Dossier

Medical Transcription Orchestration

Real-time captions for clinical meetings — headless bots + WebSocket fan-out.

Role

Senior Software Engineer

Company

Ceiba

Dates

2025–2026

Stack

Node.js / TypeScript / Express / Docker / WebSockets / Redis / FFmpeg / JWT / Zoom Meeting SDK / Zoom RTMS / C++

Highlights

Designed and built the Node.js orchestration backend coordinating headless meeting bots, audio streams, and a transcription service
Shipped a C++ headless meeting bot (containerized) that captures per-participant audio and opens one TCP stream per participant to the orchestrator
Authored a TypeScript alternative bot on Zoom's Realtime Media Streams SDK — same per-meeting container model as the full Meeting-SDK path, but removed the Linux Meeting SDK's silent failures and a layer of glue-code complexity
Published two TypeScript SDKs: one for bot authors (3-stage handshake, stream API, backpressure, auto-reconnect) and one for caption consumers (typed events, multi-session subscribe, auto-reconnect)
Wired per-participant audio capture, FFmpeg normalization, real-time transcription, and WebSocket caption broadcast as one end-to-end pipeline
Redis-backed session persistence with recovery on restart; dockerode-driven isolated bot container spawning per meeting

Problem

Clinical meetings needed live captions piped directly into the existing clinical UI, with two constraints Zoom’s own captioning did not satisfy: medical-term accuracy and AV-vendor independence.

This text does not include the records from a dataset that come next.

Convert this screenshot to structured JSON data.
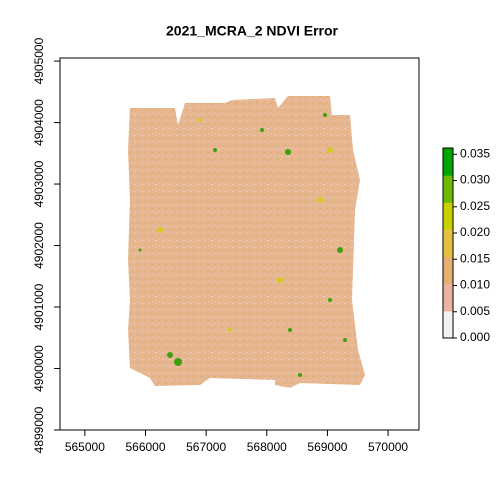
{
  "chart_data": {
    "type": "raster",
    "title": "2021_MCRA_2 NDVI Error",
    "xlim": [
      564590,
      570510
    ],
    "ylim": [
      4899000,
      4905050
    ],
    "xticks": [
      565000,
      566000,
      567000,
      568000,
      569000,
      570000
    ],
    "yticks": [
      4899000,
      4900000,
      4901000,
      4902000,
      4903000,
      4904000,
      4905000
    ],
    "colorbar": {
      "lim": [
        0,
        0.0362
      ],
      "colors": [
        "#f2f2f2",
        "#ebb3a0",
        "#e5b070",
        "#e6c040",
        "#c9d000",
        "#6fb800",
        "#00a600"
      ],
      "ticks": [
        {
          "value": 0,
          "label": "0.000"
        },
        {
          "value": 0.005,
          "label": "0.005"
        },
        {
          "value": 0.01,
          "label": "0.010"
        },
        {
          "value": 0.015,
          "label": "0.015"
        },
        {
          "value": 0.02,
          "label": "0.020"
        },
        {
          "value": 0.025,
          "label": "0.025"
        },
        {
          "value": 0.03,
          "label": "0.030"
        },
        {
          "value": 0.035,
          "label": "0.035"
        }
      ]
    }
  }
}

Zoom’s built-in captions misrendered medical terminology often enough to be unusable for clinical documentation, and locking the caption pipeline to one vendor would have blocked a planned expansion to other AV platforms.

Approach

Split into three independently-replaceable services. A headless meeting bot joins the call and exposes per-participant audio — built twice, once in C++ on the full Meeting SDK and once in TypeScript on Zoom’s newer Realtime Media Streams. An orchestrator owns session lifecycle, dockerode-driven bot spawning, FFmpeg audio normalization, and the transcription handoff. A WebSocket fan-out broadcasts captions to subscribed clinical UIs. Two TypeScript SDKs sit on the contract surfaces — bot-side (3-stage handshake, stream API, backpressure, auto-reconnect) and consumer-side (typed events, multi-session subscribe, auto-reconnect). Sessions persist in Redis, so an orchestrator restart does not drop active meetings. The bot/orchestrator boundary is explicitly AV-vendor-agnostic: a non-Zoom platform plugs in by writing a new bot, without rewriting the orchestrator or the consumer SDK.

Result

End-to-end caption latency landed in the ~200ms range based on informal production observation (no formal benchmark was run under the schedule). The orchestrator handles 10–50 concurrent meetings in production, serving five clinical providers across 50+ US hospitals in real time.

What broke

The first cut leaned on Zoom’s Linux Meeting SDK for the headless bot, and it kept biting us in production — intermittent meeting-join failures, a recording-permission prompt the SDK surfaced inside the meeting that patients and clinicians visibly found unsettling, a small slice of added latency, and a maintenance load that did not shrink with time. Replacing the bot with the RTMS path removed those failure modes: a purpose-built real-time media server for raw AV streaming, with no permission prompt to surface and no join handshake to fail on — simpler glue code on our side, and lower ongoing maintenance cost.